Every piece of software is a system. It has to be: it's built on the foundation of a bit, which itself is a very simple system consisting of two values, where only one value can be present at a certain time. The problem is that customers might not necessarily be thinking about a system when they think about their product. They're just thinking about the product. This is a problem for you, because it means that one day you'll get a seemingly benign feature request that you'll realize won't fit at all into the design of the software system you've built. This "software Black Swan" will require you to tell the customer that their seemingly benign feature will take a quarter to complete. That will lead to an irritated customer.

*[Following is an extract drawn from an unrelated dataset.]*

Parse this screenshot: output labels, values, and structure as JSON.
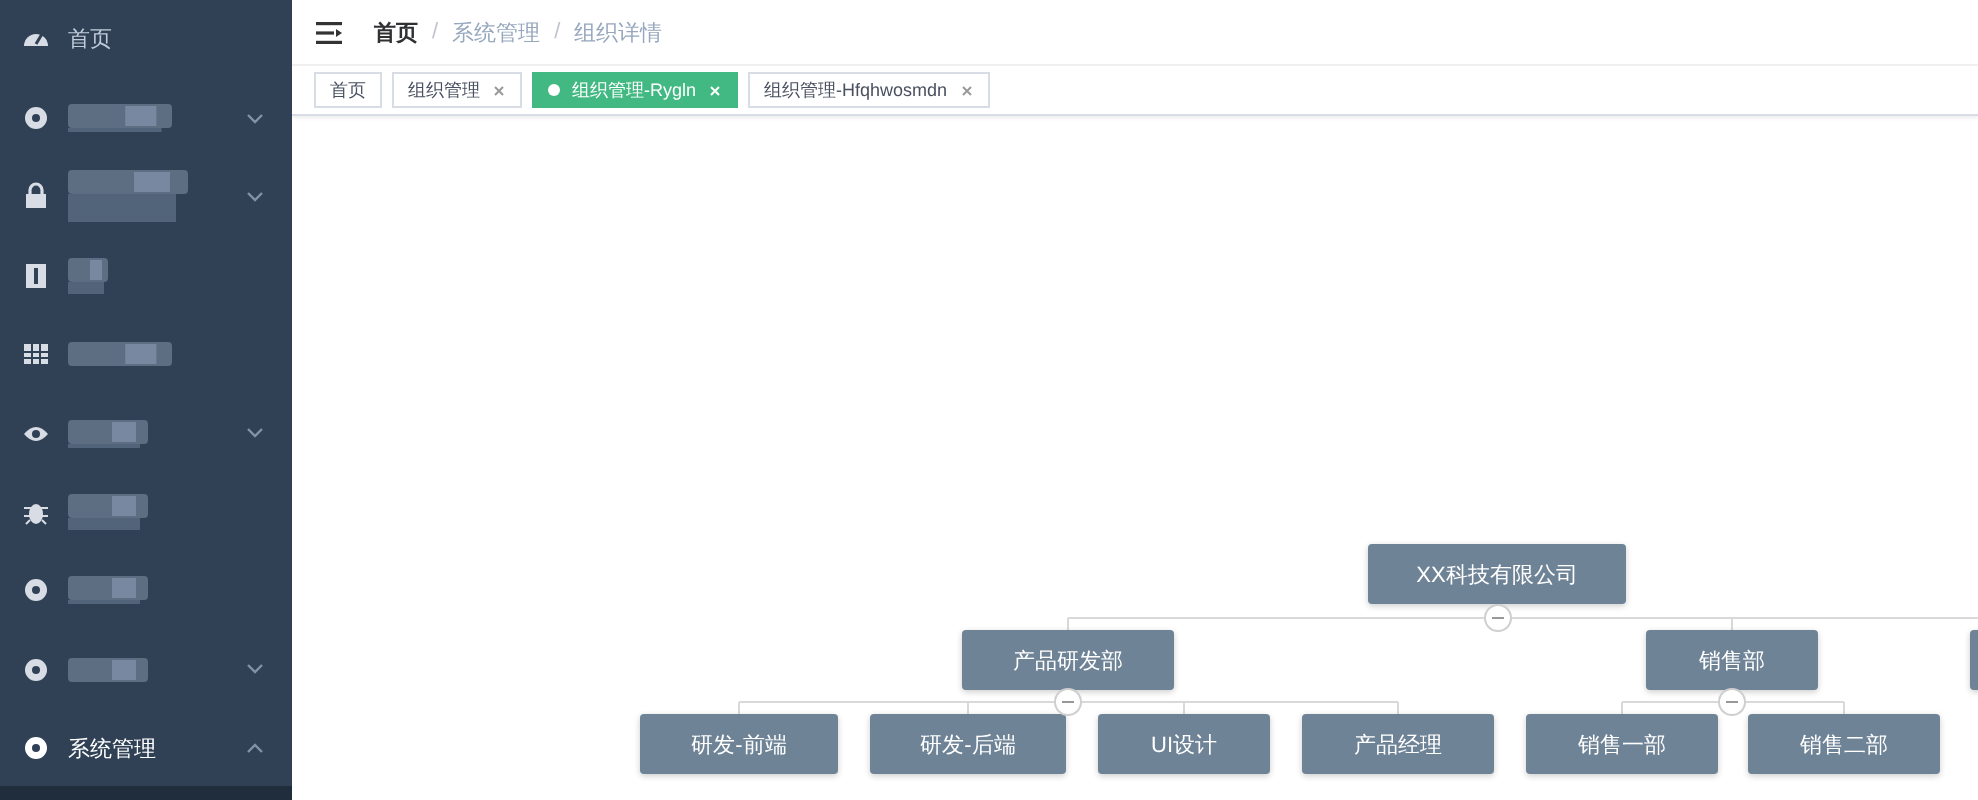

In order to avoid this scenario, move your customers in the direction of thinking about their product like a system. Tell them what you're thinking, in general terms, in terms of how you plan on modeling their idea in software. Help them smooth out the rough edges in their thoughts. Ask, "how might that fit into the larger idea of the product?", or, "I've noticed that this is the first time we're coming across this concept. Is this something in addition or is this concept present somewhere else in your idea and I missed it?" Start to get the customers to systematically think about the idea in their head. Not to hard, just nudges, but make them aware of the system (I desparately need to rewrite this part lol)

Science: ???

By ensuring your customers are thinking about things along the lines of how their product's software fundamentally operates, you'll be able to minimize these software black swans, or at least not take the customer by surprise when you give them the estimate of how long it'll take to implement.